Na ação, o Ministério Público alega que a instituição das verbas indenizatórias ao Prefeito e Vice-prefeito ocorreu sem que houvesse a devida justificativa da sua destinação, em contrariedade a precedentes jurisprudenciais.

No caso do prefeito, a verba indenizatória, criada sob o argumento de que se destina a cobrir “despesas decorrentes do exercício do cargo”, o valor atinge R$ 25 mil reais, o que corresponde a 110% do subsídio por ele recebido mensalmente. Já o vice-prefeito recebe R$ 15 mil reais (65% do valor pago ao prefeito), correspondente a 100% do subsídio que lhe é pago.

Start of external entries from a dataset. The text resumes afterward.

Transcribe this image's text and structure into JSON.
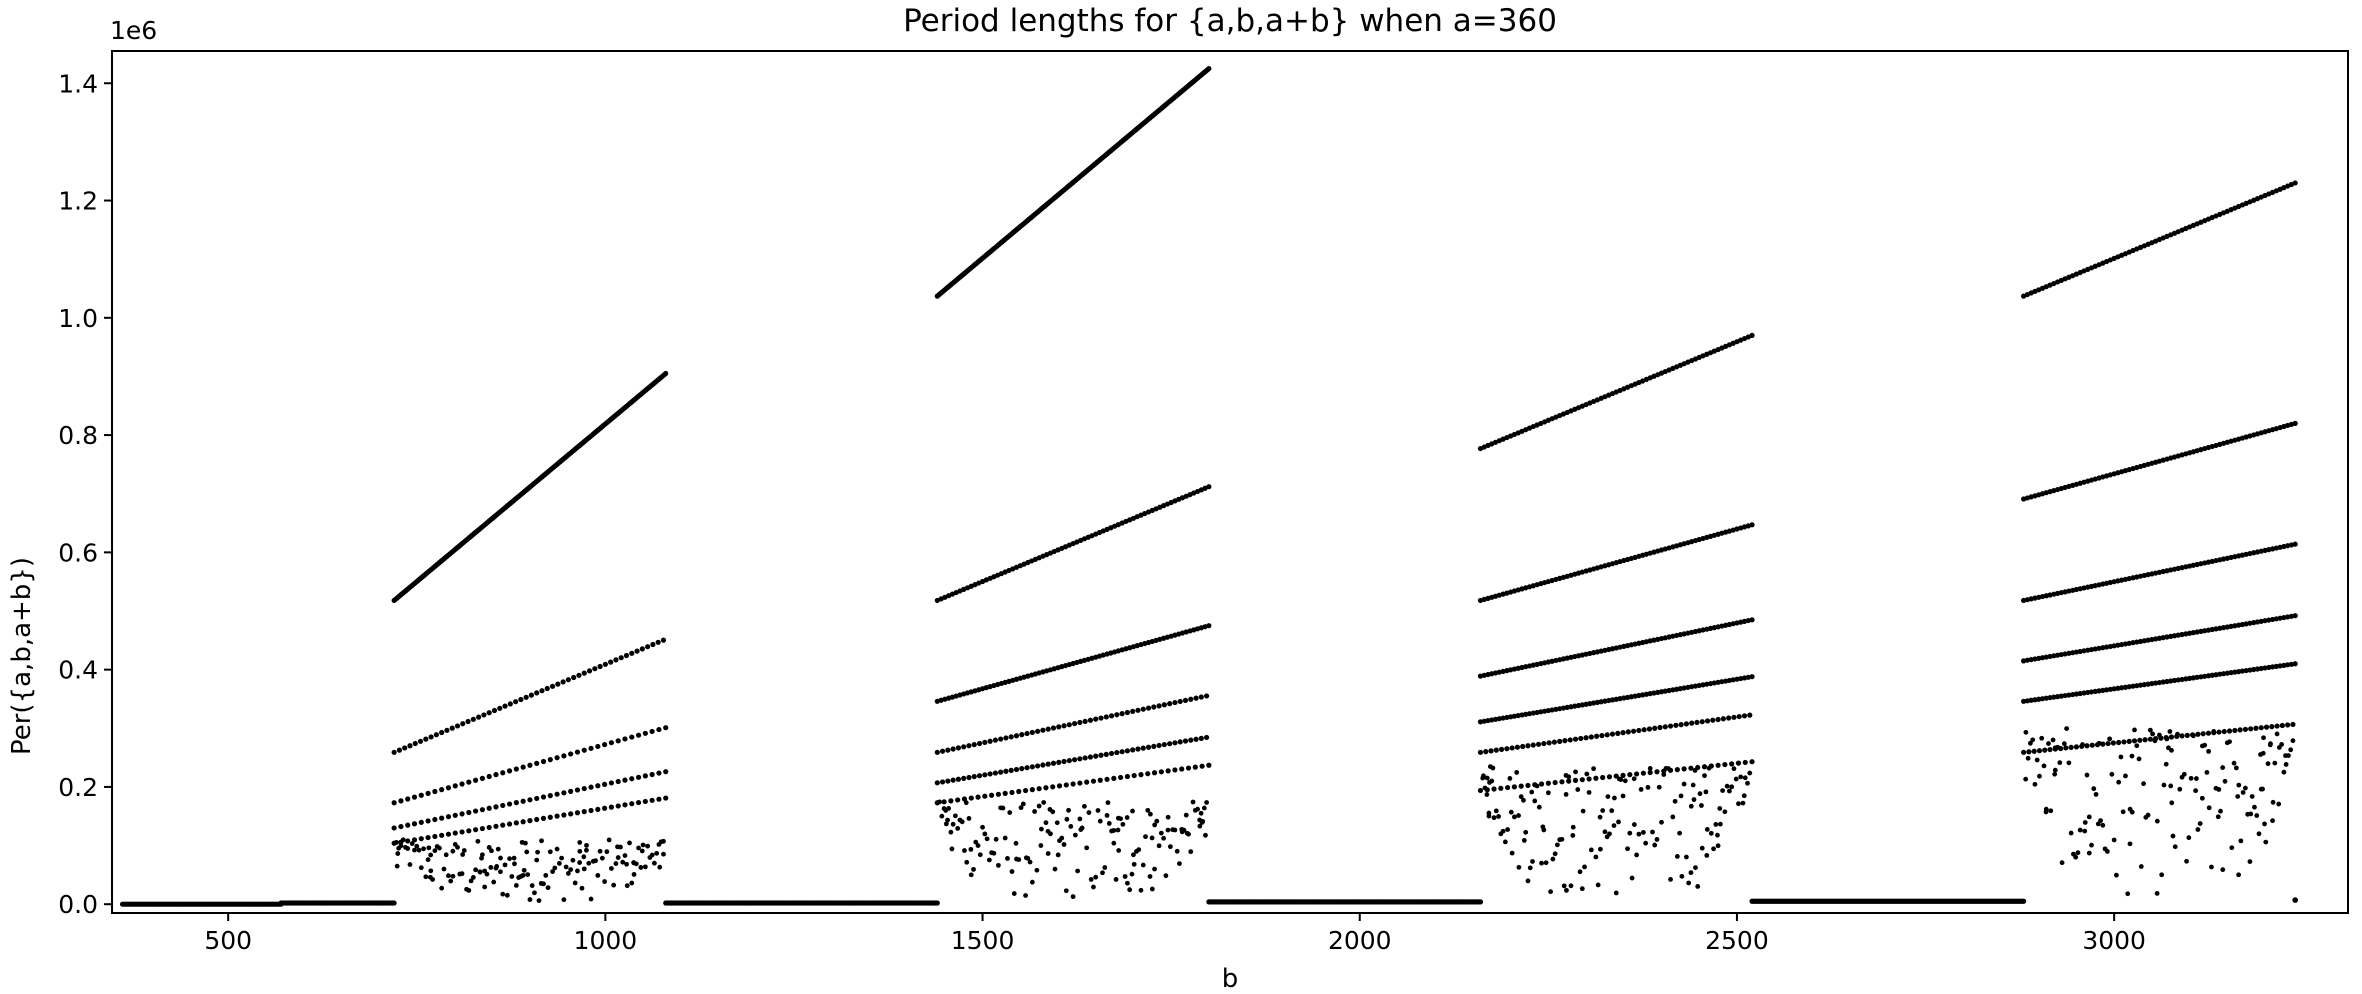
{
  "chart_data": {
    "type": "scatter",
    "title": "Period lengths for {a,b,a+b} when a=360",
    "xlabel": "b",
    "ylabel": "Per({a,b,a+b})",
    "y_offset_label": "1e6",
    "y_multiplier": 1000000,
    "xlim": [
      346,
      3310
    ],
    "ylim": [
      -0.015,
      1.455
    ],
    "xticks": [
      500,
      1000,
      1500,
      2000,
      2500,
      3000
    ],
    "xtick_labels": [
      "500",
      "1000",
      "1500",
      "2000",
      "2500",
      "3000"
    ],
    "yticks": [
      0.0,
      0.2,
      0.4,
      0.6,
      0.8,
      1.0,
      1.2,
      1.4
    ],
    "ytick_labels": [
      "0.0",
      "0.2",
      "0.4",
      "0.6",
      "0.8",
      "1.0",
      "1.2",
      "1.4"
    ],
    "grid": false,
    "legend": "none",
    "marker_color": "#000000",
    "flat_segments": [
      {
        "x": [
          360,
          570
        ],
        "y": 0.0
      },
      {
        "x": [
          570,
          720
        ],
        "y": 0.002
      },
      {
        "x": [
          1080,
          1440
        ],
        "y": 0.002
      },
      {
        "x": [
          1800,
          2160
        ],
        "y": 0.004
      },
      {
        "x": [
          2520,
          2880
        ],
        "y": 0.005
      }
    ],
    "linear_bands": [
      {
        "x_start": 720,
        "x_end": 1080,
        "y_start": 0.518,
        "y_end": 0.905
      },
      {
        "x_start": 720,
        "x_end": 1080,
        "y_start": 0.259,
        "y_end": 0.452
      },
      {
        "x_start": 720,
        "x_end": 1080,
        "y_start": 0.173,
        "y_end": 0.301
      },
      {
        "x_start": 720,
        "x_end": 1080,
        "y_start": 0.13,
        "y_end": 0.226
      },
      {
        "x_start": 720,
        "x_end": 1080,
        "y_start": 0.104,
        "y_end": 0.181
      },
      {
        "x_start": 1440,
        "x_end": 1800,
        "y_start": 1.037,
        "y_end": 1.425
      },
      {
        "x_start": 1440,
        "x_end": 1800,
        "y_start": 0.518,
        "y_end": 0.712
      },
      {
        "x_start": 1440,
        "x_end": 1800,
        "y_start": 0.346,
        "y_end": 0.475
      },
      {
        "x_start": 1440,
        "x_end": 1800,
        "y_start": 0.259,
        "y_end": 0.356
      },
      {
        "x_start": 1440,
        "x_end": 1800,
        "y_start": 0.207,
        "y_end": 0.285
      },
      {
        "x_start": 1440,
        "x_end": 1800,
        "y_start": 0.173,
        "y_end": 0.237
      },
      {
        "x_start": 2160,
        "x_end": 2520,
        "y_start": 0.777,
        "y_end": 0.97
      },
      {
        "x_start": 2160,
        "x_end": 2520,
        "y_start": 0.518,
        "y_end": 0.647
      },
      {
        "x_start": 2160,
        "x_end": 2520,
        "y_start": 0.389,
        "y_end": 0.485
      },
      {
        "x_start": 2160,
        "x_end": 2520,
        "y_start": 0.311,
        "y_end": 0.388
      },
      {
        "x_start": 2160,
        "x_end": 2520,
        "y_start": 0.259,
        "y_end": 0.323
      },
      {
        "x_start": 2160,
        "x_end": 2520,
        "y_start": 0.194,
        "y_end": 0.243
      },
      {
        "x_start": 2880,
        "x_end": 3240,
        "y_start": 1.037,
        "y_end": 1.23
      },
      {
        "x_start": 2880,
        "x_end": 3240,
        "y_start": 0.691,
        "y_end": 0.82
      },
      {
        "x_start": 2880,
        "x_end": 3240,
        "y_start": 0.518,
        "y_end": 0.614
      },
      {
        "x_start": 2880,
        "x_end": 3240,
        "y_start": 0.415,
        "y_end": 0.492
      },
      {
        "x_start": 2880,
        "x_end": 3240,
        "y_start": 0.346,
        "y_end": 0.41
      },
      {
        "x_start": 2880,
        "x_end": 3240,
        "y_start": 0.259,
        "y_end": 0.307
      }
    ],
    "scatter_regions": [
      {
        "x_start": 720,
        "x_end": 1080,
        "y_max": 0.11
      },
      {
        "x_start": 1440,
        "x_end": 1800,
        "y_max": 0.175
      },
      {
        "x_start": 2160,
        "x_end": 2520,
        "y_max": 0.24
      },
      {
        "x_start": 2880,
        "x_end": 3240,
        "y_max": 0.3
      }
    ],
    "extra_points": [
      [
        3240,
        0.007
      ]
    ]
  }
}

A ADI foi protocolada junto ao Tribunal de Justiça, e distribuía ao desembargador Juvenal Pereira da Silva.

Houve uma sucessão de leis aprovadas pela Câmara de Vereadores e sancionadas pelo Poder Executivo municipal instituindo verbas indenizatórias ao prefeito e vice-prefeito e que, aos poucos, foram concedendo a mesma vantagem a outros ocupantes de cargos em comissão, como secretários, secretários adjuntos, presidentes de autarquias e fundações, dentre outros.

Com relação às verbas pagas a ocupantes desses demais cargos da administração municipal, o MPE requer ao Tribunal de Justiça que, mesmo considerando ser constitucional o pagamento da referida vantagem, que ela seja restringida ao limite de 60% do valor do subsídio dos beneficiários.

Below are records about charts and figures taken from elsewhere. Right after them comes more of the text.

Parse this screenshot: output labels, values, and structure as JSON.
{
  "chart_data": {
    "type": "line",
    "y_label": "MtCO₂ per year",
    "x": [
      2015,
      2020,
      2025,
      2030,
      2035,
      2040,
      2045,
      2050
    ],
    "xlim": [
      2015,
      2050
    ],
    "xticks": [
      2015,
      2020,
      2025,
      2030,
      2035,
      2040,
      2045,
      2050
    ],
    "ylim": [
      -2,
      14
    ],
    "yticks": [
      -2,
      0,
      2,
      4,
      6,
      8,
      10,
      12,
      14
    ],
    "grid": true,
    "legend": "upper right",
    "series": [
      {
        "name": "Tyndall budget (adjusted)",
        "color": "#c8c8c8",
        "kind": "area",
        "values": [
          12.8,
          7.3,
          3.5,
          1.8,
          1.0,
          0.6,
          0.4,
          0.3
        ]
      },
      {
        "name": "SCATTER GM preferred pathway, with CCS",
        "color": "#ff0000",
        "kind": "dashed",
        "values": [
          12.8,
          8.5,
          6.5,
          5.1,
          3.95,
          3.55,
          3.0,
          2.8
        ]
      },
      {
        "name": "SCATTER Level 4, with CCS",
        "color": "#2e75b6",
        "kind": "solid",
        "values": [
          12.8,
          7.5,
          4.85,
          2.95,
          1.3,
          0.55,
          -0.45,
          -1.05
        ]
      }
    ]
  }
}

A ADI proposta pelo procurador-geral de Justiça requer a declaração de inconstitucionalidade do artigo 1º da Lei nº 5.653/2013 e artigo 3º da Lei nº 6.497/2019, “em razão da violação aos artigos 10; artigo 129; artigo 173, §2º; e artigo 193 da Constituição do Estado de Mato Grosso”.

O Ministério Público ainda argumenta que, além da inconstitucionalidade, as vantagens instituídas também ferem os princípios da proporcionalidade, da razoabilidade e da moralidade pública.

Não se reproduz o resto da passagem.